During the health-care summit, both Obama and Biden tried to make the point that both Republicans and Democrats agree that there should be some government regulation of health care; they're just disagreeing about exactly how much. As they observed, GOP members of Congress have signed on to certain kinds of regulation (the popular kinds), like ending recissions (where your insurance company kicks you off your policy when you get sick) and even outlawing denials for pre-existing conditions, which is a large change with serious implications.
Nevertheless, Republican rhetoric in criticizing the Democrats' plan continues to be about "putting Washington in charge" of health-care decisions, "putting a government bureaucrat between you and your doctor," and so on. This is supposed to be in contrast to "letting patients and doctors decide." The problem is this last part -- they have a vision of a fantasy world where insurance companies don't exist. You go to your doctor, you and she decide on your treatment, and presto, treatment is given and payment happens.
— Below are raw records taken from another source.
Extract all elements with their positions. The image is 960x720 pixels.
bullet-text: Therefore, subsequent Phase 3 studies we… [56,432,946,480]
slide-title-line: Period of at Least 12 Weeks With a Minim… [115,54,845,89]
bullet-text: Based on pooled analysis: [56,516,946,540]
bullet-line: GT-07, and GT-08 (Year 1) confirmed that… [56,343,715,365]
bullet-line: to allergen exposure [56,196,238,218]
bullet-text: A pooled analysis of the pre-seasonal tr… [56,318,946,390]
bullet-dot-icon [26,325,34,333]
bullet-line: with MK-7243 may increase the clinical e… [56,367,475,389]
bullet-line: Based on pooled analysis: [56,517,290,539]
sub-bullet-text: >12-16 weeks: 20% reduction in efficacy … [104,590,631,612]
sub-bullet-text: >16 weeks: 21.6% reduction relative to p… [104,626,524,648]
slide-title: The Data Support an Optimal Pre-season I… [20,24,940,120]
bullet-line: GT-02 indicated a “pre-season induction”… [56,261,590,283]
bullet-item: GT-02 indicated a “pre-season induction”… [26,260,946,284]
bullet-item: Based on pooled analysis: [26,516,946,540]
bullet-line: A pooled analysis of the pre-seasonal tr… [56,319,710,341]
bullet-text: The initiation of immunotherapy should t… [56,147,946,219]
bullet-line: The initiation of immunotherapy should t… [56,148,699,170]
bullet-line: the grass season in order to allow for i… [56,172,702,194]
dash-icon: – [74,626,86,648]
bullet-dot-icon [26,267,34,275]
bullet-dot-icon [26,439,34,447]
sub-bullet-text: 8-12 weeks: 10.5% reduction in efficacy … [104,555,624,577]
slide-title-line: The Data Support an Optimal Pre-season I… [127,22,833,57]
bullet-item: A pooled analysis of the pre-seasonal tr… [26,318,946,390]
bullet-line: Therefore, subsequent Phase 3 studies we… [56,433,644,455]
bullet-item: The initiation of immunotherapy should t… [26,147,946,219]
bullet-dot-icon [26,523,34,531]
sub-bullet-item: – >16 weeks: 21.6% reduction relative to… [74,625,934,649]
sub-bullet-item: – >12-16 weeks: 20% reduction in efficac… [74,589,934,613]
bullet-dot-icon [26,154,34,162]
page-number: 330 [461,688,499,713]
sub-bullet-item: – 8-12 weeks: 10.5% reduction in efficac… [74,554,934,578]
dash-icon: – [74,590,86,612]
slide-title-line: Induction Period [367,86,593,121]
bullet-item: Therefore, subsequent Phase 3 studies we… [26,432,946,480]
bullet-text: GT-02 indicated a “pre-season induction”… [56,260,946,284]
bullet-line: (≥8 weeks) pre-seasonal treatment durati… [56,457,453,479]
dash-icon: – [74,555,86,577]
If you have really, really good coverage -- the kind, not coincidentally, members of Congress have -- and you've never had a serious illness, it actually feels this way. The negotiation between your doctor and your insurance company is basically invisible to you.
But that doesn't mean that negotiation isn't happening, and it won't eventually affect you. During the summit, Rep. Eric Cantor objected vehemently to the idea that within a health insurance exchange, the government would set a minimum standard of benefits insurers had to meet. Washington! Government! Bureaucrats! But somebody has to decide what that minimum is, and if it's not Washington, it isn't going to be "you and your doctor" -- it's going to be your insurance company. Ezra Klein has a nice explanation of how the Democrats' bill works on this score, and as he observes, if we were to accept the Republicans' idea -- let people buy insurance across state lines -- there would be a national standard, "but rather than being decided by Washington, it will be decided by whichever state has the most lax insurance regulations. We'd have a national standard being written by South Dakota's legislature, which would be a strange fate indeed."
The opponents of health-care reform don't like talking about the abuses insurance companies commit, or the fundamental pathology of a profit-driven health insurance system, which is that the insurer's incentive will always be to take as much of your money as possible in premiums and pay for as little care as possible. Their rhetoric exists in this dream world where insurance companies aren't actually making decisions that affect people's lives. But they are. Insurance company bureaucrats get between people and their doctors every day. If it hasn't happened to you in a way that was obvious, then you've been fortunate.